Musikland Tirol

Im Jänner 1567 hielt Erzherzog Ferdinand II. in Innsbruck seinen feierlichen Einzug als Landesfürst von Tirol. In den folgenden Jahren seiner Regierung entfaltete er in Innsbruck eine prunkvolle Hofhaltung im Geiste der Renaissance. Der Fürst, selbst musisch begabt, war ein besonderer Liebhaber und Förderer der Künste. Seine Kunstleidenschaft übertraf bei weitem das übliche Maß, das dem Repräsentationsluxus einer Hofhaltung entsprach. Als Habsburgerfürst und Bruder des Kaisers war Ferdinand mit nahezu allen Herrscherhäusern Europas verwandt, ein Umstand, der zu regem kulturellem Austausch verhalf. Dieses internationale Flair zeigt sich besonders in der Herkunft der in Innsbruck tätigen Musiker, die aus aller Herren Länder stammten, neben Österreich aus Deutschland, Belgien, den Niederlanden, Frankreich, Holland, Italien, Polen und Spanien. Ebenso bunt und facettenreich war das damalige Musikleben. Musik war vielfach präsent und diente nicht nur dem Vergnügen, sondern hatte auch offiziellen Charakter bei Staatsaktionen, Reichstagen und ähnlichen repräsentativen Anlässen.

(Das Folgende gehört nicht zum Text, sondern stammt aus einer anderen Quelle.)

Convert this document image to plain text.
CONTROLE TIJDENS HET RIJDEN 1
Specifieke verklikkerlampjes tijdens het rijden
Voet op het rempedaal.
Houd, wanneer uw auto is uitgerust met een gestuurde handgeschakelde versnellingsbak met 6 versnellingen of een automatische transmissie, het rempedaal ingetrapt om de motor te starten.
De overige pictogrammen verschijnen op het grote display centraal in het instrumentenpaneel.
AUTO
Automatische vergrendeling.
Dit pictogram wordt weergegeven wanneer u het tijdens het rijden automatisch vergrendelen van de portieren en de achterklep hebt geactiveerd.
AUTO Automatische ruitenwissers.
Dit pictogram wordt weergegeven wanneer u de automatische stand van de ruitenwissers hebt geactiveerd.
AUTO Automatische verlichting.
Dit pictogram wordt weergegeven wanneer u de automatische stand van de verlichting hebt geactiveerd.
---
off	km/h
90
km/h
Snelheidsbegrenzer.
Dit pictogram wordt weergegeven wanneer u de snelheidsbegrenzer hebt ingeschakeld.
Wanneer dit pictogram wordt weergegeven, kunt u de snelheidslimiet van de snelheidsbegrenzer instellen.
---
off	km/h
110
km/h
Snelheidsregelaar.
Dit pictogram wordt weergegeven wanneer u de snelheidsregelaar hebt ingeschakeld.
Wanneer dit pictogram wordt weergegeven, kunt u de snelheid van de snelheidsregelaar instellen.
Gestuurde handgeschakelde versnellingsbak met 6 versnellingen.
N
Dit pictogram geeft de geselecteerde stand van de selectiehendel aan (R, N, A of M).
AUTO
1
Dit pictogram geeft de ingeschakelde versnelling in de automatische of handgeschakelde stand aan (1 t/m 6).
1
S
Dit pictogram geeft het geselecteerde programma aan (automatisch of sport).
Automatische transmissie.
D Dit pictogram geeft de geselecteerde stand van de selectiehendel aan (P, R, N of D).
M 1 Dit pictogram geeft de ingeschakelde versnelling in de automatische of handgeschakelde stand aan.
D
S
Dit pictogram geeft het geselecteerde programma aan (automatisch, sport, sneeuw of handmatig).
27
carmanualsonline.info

In diesen Bereich öffentlichen Erfordernisses fällt ebenso die Musica sacra, die einen besonders hervorgehobenen Stellenwert einnahm und demnach bei Hofe ausschließlich der elitären Institution Hofkapelle vorbehalten war. In der Hofkapelle waren vor allem die damals schon in ihrer Wertschätzung über die Instrumentalisten gestellten Sänger vereint; sie bildeten mit dem Hoforganisten den Grundbestand des Ensembles. Die Instrumentalisten, so Trompeter, Zinkenisten, Posaunisten, Gambisten, Lautenisten beherrschten durchwegs mehrere Instrumente und gehörten der unter eigener Leitung stehenden Hofmusik an. Bei feierlichen Ämtern musizierten Hofkapelle und Hofmusik gemeinsam, was ihrer Darbietung sowohl akustisch wie optisch besonders feierliches Gepräge verlieh.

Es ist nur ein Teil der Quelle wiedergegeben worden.